Vaccines kill very few people, but anti-vax nonsense may well kill millions.
Infidel:
Nice to see you. Hope all is going well for you. True on the later and then it is too late to save them.
Thank you for deleting the post. It encourages me to make better use of my time.
Happy holidays and may you get as many web site visits your heart desires.
olddog:
Nobody purposely deleted your comment. That is my post. Do not leap to this conclusion. At times, the system trashes certain comments of which I and Joel have not control over and do not know why. If something happens to a comment of yours, I can look for it. Usually, it is in trash. Rare that it goes to spam. Not sure why.

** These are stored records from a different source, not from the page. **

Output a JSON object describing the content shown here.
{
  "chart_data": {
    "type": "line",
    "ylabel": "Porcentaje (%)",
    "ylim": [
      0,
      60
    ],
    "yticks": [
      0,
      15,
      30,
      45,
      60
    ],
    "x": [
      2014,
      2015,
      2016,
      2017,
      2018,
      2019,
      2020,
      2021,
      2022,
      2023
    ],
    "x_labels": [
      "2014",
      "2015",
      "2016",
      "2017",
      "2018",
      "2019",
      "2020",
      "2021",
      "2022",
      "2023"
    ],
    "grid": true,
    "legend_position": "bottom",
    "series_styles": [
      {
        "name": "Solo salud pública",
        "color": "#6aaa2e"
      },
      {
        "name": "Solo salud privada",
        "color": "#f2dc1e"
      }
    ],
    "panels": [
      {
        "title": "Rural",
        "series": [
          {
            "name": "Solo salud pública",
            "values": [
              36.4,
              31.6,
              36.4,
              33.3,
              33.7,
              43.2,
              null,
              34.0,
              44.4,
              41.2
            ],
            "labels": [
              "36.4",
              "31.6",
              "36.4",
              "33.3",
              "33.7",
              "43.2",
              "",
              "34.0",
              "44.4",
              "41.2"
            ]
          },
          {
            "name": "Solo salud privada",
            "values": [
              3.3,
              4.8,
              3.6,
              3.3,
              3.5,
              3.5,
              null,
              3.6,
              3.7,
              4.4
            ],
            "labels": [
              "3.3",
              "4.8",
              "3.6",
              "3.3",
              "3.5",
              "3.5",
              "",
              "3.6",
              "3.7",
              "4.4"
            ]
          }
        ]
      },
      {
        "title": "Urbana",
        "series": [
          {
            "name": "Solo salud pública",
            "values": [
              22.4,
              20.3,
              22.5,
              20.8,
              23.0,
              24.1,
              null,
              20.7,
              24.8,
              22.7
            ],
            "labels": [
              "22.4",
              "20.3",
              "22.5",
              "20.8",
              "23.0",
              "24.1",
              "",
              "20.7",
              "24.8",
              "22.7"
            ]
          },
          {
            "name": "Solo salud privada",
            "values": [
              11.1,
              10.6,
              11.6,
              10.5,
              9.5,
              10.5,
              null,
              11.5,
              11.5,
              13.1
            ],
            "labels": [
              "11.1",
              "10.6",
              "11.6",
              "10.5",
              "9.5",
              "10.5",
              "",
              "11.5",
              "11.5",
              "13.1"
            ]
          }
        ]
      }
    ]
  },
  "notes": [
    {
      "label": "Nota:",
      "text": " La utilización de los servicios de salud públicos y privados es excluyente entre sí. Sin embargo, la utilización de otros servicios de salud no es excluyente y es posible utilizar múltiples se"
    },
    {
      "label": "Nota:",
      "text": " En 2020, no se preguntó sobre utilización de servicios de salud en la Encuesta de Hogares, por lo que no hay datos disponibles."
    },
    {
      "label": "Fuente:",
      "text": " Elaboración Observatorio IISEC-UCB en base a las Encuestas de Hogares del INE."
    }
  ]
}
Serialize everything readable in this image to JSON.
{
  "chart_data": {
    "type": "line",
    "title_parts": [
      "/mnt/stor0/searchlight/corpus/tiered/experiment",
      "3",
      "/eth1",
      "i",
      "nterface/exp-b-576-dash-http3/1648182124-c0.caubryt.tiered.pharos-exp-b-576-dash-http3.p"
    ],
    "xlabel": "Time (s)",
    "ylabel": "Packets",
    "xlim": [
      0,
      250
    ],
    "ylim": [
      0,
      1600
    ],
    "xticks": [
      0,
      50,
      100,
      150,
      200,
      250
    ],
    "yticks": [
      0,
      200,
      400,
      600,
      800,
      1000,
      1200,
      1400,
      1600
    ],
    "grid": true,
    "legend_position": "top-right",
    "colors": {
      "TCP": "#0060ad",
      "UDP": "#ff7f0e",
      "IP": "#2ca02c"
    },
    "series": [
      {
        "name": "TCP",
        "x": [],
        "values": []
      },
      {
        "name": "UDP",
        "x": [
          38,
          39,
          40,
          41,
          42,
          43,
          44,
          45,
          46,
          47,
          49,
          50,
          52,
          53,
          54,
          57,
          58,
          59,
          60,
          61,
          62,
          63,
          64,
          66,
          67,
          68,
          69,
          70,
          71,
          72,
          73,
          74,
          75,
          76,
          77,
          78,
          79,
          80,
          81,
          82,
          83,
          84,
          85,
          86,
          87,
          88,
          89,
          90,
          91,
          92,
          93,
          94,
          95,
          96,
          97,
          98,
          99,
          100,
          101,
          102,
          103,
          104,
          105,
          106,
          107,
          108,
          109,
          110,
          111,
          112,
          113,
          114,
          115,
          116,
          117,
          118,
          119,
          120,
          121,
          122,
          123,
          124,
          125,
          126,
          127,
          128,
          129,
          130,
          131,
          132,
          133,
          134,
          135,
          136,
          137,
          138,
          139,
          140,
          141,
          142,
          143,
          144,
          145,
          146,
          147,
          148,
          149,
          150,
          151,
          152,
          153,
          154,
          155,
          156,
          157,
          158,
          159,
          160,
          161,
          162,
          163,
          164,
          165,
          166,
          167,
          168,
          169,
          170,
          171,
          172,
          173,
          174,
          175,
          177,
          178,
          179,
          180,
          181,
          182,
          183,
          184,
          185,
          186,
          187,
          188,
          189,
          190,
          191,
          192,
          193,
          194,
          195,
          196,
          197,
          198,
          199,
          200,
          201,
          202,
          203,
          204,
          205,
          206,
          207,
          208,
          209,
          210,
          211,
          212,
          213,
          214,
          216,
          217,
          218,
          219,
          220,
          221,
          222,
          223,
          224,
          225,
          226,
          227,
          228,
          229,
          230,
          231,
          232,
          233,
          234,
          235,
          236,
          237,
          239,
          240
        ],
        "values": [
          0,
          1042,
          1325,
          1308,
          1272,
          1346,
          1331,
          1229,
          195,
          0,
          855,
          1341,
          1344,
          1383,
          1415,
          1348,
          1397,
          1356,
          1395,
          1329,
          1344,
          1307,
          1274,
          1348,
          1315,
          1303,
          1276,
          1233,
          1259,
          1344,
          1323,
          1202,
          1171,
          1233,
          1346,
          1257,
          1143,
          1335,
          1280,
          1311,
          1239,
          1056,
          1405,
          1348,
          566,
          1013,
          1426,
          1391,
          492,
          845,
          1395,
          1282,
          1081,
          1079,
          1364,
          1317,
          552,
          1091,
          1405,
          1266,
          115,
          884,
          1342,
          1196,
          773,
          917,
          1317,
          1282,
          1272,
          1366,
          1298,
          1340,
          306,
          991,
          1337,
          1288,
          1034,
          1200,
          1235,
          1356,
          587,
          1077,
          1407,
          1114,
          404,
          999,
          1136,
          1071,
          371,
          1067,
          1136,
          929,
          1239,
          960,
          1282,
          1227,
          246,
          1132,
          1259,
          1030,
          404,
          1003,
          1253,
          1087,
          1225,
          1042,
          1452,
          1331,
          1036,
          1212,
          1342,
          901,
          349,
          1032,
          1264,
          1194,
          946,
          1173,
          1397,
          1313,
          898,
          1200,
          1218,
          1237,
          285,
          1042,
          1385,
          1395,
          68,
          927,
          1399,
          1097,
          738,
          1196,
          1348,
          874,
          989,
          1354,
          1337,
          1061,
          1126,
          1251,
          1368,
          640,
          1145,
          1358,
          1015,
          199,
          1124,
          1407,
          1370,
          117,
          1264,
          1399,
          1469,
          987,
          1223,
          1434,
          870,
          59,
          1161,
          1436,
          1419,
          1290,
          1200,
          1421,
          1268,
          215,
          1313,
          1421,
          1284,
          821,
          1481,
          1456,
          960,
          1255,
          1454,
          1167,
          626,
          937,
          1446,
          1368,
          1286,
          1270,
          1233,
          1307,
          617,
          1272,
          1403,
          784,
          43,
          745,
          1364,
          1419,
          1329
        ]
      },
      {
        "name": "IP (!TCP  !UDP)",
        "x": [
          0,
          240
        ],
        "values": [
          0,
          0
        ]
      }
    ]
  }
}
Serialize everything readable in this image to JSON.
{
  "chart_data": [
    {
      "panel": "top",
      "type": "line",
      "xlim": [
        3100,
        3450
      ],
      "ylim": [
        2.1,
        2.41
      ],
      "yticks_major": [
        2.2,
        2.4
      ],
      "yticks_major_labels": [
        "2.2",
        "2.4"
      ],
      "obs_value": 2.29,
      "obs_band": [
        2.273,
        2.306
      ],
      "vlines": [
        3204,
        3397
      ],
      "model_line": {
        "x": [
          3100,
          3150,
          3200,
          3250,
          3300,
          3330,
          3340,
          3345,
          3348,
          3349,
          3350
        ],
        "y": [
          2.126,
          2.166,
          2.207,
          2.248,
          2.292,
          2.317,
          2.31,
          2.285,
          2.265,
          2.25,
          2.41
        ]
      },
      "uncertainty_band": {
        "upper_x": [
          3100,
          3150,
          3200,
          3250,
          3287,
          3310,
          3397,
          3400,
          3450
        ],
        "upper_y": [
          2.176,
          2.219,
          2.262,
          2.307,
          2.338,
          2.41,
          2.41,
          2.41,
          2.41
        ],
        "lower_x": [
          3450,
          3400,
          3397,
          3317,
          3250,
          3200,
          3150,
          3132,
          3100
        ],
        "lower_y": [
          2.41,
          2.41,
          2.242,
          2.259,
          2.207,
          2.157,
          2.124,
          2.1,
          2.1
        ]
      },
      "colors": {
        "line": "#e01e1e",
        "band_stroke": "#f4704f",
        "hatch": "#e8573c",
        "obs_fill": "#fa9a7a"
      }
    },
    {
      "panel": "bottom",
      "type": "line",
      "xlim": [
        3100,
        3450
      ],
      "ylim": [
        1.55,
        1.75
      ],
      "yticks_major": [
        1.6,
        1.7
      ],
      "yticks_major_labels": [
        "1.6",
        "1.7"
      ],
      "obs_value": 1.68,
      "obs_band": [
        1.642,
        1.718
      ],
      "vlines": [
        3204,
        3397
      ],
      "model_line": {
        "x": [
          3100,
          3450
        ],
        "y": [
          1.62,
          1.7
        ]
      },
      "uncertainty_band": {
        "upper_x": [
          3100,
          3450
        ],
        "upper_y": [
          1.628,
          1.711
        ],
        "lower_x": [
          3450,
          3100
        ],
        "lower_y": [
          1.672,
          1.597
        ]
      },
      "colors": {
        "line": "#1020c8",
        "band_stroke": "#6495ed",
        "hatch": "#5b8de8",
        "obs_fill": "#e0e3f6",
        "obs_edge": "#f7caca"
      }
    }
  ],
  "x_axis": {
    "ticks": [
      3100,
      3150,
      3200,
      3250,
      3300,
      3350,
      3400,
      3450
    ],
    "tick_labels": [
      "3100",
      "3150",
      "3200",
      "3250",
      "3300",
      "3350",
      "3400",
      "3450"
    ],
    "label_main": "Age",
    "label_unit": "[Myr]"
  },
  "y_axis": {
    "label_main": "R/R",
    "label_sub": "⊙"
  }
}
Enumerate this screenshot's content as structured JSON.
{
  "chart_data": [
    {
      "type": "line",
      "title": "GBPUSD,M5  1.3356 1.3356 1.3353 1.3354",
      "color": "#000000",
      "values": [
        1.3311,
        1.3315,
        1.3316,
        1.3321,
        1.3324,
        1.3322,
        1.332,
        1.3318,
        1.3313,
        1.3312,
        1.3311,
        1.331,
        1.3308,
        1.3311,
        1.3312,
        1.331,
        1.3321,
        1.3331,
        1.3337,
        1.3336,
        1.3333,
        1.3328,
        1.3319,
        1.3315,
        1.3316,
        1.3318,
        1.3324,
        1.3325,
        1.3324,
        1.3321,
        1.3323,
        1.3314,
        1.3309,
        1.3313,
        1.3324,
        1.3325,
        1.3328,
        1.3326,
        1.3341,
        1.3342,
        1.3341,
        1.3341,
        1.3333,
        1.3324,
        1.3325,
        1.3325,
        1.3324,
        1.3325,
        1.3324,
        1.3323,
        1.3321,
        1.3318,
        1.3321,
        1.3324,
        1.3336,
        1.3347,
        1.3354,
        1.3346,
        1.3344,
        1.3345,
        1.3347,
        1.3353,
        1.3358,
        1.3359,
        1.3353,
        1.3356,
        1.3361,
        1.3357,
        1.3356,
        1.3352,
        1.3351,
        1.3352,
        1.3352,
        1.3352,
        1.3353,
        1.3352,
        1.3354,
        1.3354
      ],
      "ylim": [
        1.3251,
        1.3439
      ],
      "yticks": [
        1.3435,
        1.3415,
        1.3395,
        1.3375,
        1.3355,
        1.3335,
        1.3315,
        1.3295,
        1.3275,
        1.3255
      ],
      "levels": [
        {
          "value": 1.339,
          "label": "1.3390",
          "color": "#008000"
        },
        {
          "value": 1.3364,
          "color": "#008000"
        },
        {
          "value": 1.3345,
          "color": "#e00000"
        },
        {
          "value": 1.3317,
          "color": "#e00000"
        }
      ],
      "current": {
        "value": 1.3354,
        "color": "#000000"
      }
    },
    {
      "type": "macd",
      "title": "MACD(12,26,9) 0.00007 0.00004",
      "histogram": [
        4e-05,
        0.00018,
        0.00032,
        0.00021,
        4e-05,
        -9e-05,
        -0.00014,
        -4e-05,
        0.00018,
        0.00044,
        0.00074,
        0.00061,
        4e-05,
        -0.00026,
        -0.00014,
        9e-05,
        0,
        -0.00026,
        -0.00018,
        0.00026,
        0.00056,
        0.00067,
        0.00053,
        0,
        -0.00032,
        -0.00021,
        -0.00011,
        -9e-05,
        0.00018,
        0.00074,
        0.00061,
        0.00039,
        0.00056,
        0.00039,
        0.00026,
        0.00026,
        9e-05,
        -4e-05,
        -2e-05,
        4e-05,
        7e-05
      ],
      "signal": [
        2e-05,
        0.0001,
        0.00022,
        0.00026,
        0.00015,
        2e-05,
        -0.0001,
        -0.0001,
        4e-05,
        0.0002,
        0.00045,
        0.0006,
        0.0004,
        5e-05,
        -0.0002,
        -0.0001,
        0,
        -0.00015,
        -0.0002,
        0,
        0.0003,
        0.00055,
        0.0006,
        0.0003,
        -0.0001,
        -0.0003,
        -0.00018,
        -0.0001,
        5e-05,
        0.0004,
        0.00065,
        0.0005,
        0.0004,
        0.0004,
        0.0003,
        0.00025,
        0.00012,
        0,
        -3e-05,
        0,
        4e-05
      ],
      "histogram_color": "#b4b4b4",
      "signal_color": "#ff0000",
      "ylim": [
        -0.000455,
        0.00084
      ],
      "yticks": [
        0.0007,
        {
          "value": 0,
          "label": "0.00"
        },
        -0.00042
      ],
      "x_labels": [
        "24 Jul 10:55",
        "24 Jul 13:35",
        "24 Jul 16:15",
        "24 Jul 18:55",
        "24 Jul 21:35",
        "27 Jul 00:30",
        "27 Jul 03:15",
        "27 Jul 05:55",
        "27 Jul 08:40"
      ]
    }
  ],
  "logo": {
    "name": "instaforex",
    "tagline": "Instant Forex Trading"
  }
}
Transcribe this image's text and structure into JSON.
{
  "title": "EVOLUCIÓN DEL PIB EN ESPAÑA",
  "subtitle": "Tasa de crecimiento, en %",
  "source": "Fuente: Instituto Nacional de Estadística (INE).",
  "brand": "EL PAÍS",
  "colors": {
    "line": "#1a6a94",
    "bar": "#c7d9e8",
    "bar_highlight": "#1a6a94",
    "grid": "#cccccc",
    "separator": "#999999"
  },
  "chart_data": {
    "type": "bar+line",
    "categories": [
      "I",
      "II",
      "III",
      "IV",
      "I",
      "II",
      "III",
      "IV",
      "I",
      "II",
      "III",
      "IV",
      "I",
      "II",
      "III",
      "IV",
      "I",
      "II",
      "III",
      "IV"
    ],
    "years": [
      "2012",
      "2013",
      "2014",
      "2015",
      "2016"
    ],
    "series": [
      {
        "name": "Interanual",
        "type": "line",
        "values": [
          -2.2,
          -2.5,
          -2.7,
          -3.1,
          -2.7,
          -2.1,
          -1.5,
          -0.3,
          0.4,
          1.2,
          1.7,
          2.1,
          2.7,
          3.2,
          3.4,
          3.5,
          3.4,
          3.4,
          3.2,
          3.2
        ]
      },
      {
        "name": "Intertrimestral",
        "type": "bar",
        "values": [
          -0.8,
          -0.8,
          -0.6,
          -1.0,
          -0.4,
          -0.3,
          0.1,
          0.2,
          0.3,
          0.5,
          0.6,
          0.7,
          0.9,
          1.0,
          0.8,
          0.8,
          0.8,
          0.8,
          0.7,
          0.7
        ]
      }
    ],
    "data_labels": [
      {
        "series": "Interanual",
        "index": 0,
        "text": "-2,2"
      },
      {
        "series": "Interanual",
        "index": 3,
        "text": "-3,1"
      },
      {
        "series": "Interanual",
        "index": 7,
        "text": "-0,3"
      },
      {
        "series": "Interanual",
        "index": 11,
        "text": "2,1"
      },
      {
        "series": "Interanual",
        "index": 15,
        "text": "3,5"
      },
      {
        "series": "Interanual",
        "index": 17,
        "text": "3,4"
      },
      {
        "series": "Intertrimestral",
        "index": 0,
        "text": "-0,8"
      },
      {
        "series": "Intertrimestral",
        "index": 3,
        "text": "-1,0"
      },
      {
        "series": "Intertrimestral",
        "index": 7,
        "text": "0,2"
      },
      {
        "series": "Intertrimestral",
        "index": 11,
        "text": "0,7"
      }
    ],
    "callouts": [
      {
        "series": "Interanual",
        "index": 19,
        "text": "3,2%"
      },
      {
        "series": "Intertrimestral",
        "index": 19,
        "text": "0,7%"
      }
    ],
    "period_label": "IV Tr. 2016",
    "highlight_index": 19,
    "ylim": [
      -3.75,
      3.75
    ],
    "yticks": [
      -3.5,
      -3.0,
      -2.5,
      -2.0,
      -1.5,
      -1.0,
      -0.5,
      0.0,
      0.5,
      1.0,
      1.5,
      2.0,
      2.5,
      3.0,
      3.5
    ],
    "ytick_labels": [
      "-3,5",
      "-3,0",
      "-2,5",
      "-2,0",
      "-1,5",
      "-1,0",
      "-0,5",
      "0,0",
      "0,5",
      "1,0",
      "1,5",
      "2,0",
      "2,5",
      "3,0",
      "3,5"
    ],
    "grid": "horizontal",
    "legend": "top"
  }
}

Don’t be so quick with the accusations. You will know it if I do not like what you are doing at least once.
I once had a serious reaction to a vaccine, or so I thought. I was hospitalized a week after getting an anti-shingles shot (pre Shingrix) with seriously messed up vision.
When I told my doctors about it they said ‘it can’t be a reaction’. To which I said ok, but I still figure it was. To this day, when I bring this up, I am apparently considered an ‘antivaxer’, when I am not, hardly. Because, if someone asks ‘did you ever have a reaction’ I relate back to six months of ophthalmolgy treatment I had a week after getting an anti-shingles shot.
@Fred,
Post hoc ergo propter hoc is one of the oldest logical fallacies.
You’d need to know the details, really. It made sense to me, and still does.
@Fred,
I’m sure it does.
My wife and I both caught COVID within 3-4 weeks of getting the bivalent mRNA vaccine booster. By your reasoning, it would make sense to conclude that we caught COVID from the vaccine.
Nope. Covid is a very wily virus, somehow.
‘Wily’ implies intelligence. But physicists attribute intelligence to all manner of things. Like water somehow knowing the best way to flow down a hill.
I had a Zostavax shot and also a pneumonia vaccination one after the other. A week later I was in the hospital. I tend to get idiopathic fevers, so who knows? But I thought it should be reported as a reaction & so I did. Zostavax is no longer on the market.